Мы — плененные звери, Голосим, как умеем. Глухо заперты двери, Мы открыть их не смеем. Если сердце преданиям верно, Утешаяся лаем, мы лаем. Что в зверинце зловонно и скверно, Мы забыли давно, мы не знаем. К повторениям сердце привычно, — Однозвучно и скучно кукуем. Все в зверинце безлично, обычно. Мы о воле давно не тоскуем. Мы — плененные звери, Голосим, как умеем. Глухо заперты двери, Мы открыть их не смеем.

Прежде всего — слышите ли вы, видите ли вы, как я вижу и слышу, что мелькнуло, что смутно пропело в душе поэта, когда он впервые почувствовал возможность основной строфы этой пьесы?

Первой обозначившейся строчкой была третья в напечатанном стихотворении:

— Глухо заперты двери.

Вы узнаете ее, конечно?..

…… … … … …… … … … Тихо запер я двери —

Ведь это была тоже третья строчка в стихотворении Пушкина «Пью за здравие Мэри».

Данная пьеска Корнуэлла, и по имени Мэри, и по эпохе пушкинского вдохновения (1830), нераздельно сочетается для нас, и для Сологуба тоже, конечно, — с «Пиром во время чумы» Уильсона-Пушкина. Я не говорю уже о том, что самый «Пир» теперь для читателя невольно приобретает именно сологубовский колорит.

Контрасты Пушкина сгладились, мы их больше не чувствуем — что же делать? Осталось нечто грубо хохочущее, нечто по-своему добродушно-застращивающее, осталась какая-то кладбищенская веселость, только совсем новая, отнюдь более не-Шекспировская форма юмора.

За дверями пришли к Сологубу и звери. Но они пришли неспроста. О, это — звери особенные. У них есть своя история. Метафора? Отнюдь нет. Здесь пережитость, даже более — здесь постулат утраченной веры в будущее. Сложная вещь эта Сологубовская метэмпсихоза. Иногда ему хочется на нее махнуть рукою, а иногда она развалится возле в кресле (как в предисловии в «Пламенному кругу», например): вот, мол, и у нас своя теософия, — а вы себе там как хотите!

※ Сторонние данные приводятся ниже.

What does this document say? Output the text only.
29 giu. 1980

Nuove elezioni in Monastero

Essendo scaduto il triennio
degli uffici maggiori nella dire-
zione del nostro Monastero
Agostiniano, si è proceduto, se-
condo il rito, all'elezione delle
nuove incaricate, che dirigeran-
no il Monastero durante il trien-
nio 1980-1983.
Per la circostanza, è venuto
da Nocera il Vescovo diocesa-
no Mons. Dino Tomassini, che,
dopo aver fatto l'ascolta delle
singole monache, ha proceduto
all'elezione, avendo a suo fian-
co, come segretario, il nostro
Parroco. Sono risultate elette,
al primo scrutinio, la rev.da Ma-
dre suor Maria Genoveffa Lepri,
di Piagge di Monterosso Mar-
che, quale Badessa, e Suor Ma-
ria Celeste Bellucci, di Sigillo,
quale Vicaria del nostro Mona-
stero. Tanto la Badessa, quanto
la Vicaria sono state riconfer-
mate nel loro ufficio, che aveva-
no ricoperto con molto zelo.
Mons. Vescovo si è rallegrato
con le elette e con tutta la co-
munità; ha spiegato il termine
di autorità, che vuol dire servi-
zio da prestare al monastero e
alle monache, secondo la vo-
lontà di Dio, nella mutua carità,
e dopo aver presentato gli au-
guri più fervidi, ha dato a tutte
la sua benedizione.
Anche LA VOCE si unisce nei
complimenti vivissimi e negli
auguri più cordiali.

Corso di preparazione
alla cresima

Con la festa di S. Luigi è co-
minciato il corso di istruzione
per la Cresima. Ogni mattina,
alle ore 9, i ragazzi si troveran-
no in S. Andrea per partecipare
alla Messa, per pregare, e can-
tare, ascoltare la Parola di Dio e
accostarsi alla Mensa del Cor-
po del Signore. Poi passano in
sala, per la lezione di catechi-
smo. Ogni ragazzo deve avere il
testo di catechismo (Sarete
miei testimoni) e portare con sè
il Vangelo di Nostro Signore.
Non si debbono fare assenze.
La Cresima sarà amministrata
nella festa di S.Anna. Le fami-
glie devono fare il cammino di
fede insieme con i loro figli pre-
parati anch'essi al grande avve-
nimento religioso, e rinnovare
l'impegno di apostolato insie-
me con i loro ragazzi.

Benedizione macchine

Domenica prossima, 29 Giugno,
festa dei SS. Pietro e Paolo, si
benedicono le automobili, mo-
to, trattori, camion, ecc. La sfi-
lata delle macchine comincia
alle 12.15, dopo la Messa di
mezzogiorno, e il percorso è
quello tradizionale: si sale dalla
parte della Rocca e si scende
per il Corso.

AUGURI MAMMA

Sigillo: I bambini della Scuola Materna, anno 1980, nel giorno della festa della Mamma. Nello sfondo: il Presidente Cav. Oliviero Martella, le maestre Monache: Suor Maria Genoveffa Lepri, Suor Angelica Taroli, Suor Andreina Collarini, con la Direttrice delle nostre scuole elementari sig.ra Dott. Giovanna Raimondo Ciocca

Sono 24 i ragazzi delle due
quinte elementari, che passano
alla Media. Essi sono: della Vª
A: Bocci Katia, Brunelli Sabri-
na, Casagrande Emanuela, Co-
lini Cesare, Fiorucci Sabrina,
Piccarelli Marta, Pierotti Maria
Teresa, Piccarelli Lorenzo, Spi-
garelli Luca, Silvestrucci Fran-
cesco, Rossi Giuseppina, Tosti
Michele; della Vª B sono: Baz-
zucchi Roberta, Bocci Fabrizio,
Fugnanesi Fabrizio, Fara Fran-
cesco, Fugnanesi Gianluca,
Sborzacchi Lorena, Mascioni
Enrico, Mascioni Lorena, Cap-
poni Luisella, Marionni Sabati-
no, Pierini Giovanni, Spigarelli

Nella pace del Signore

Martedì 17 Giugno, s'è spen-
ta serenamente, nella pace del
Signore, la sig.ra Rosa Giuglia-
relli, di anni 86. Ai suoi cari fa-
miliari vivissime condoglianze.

Помните «Собаку седого короля», эту великолепную собаку:

Ну вот живу я паки, Но тошен белый свет: Во мне душа собаки, Чутья же вовсе нет.

(«Пламенный круг», с. 25)

Вы думаете, чутья же вовсе нет — это тоже аллегория? Ничуть не бывало. Лирический Сологуб любит принюхиваться, и это не каприз его, и не идиосинкразия — это глубже связано с его болезненным желанием верить в переселение душ. Сологубу подлинно, органически чужда непосредственность, которая была в нем когда-то, была не в нем — Сологубе, а в нем — собаке. И как дивно обогатилась наша лирика благодаря этому кошмару юродивого:

Высока луна господня.   Тяжко мне. Истомилась я сегодня   В тишине. Ни одна вокруг не лает    Из подруг . Скучно, страшно замирает   Все вокруг. В ясных улицах так пусто,   Так мертво. Не слыхать шагов, ни хруста,    Ничего . Землю нюхая в тревоге,   Жду я бед. Слабо пахнет по дороге   Чей-то след. Никого нигде не будит   Быстрый шаг. Жданный путник, кто ж он будет, —   Друг иль враг? Под холодною луною   Я одна. Нет, невмочь мне, — я завою   У окна. Высока луна господня,   Высока. Грусть томит меня сегодня   И тоска. Просыпайтесь, нарушайте   Тишину. Сестры, сестры! войте, лайте   На луну!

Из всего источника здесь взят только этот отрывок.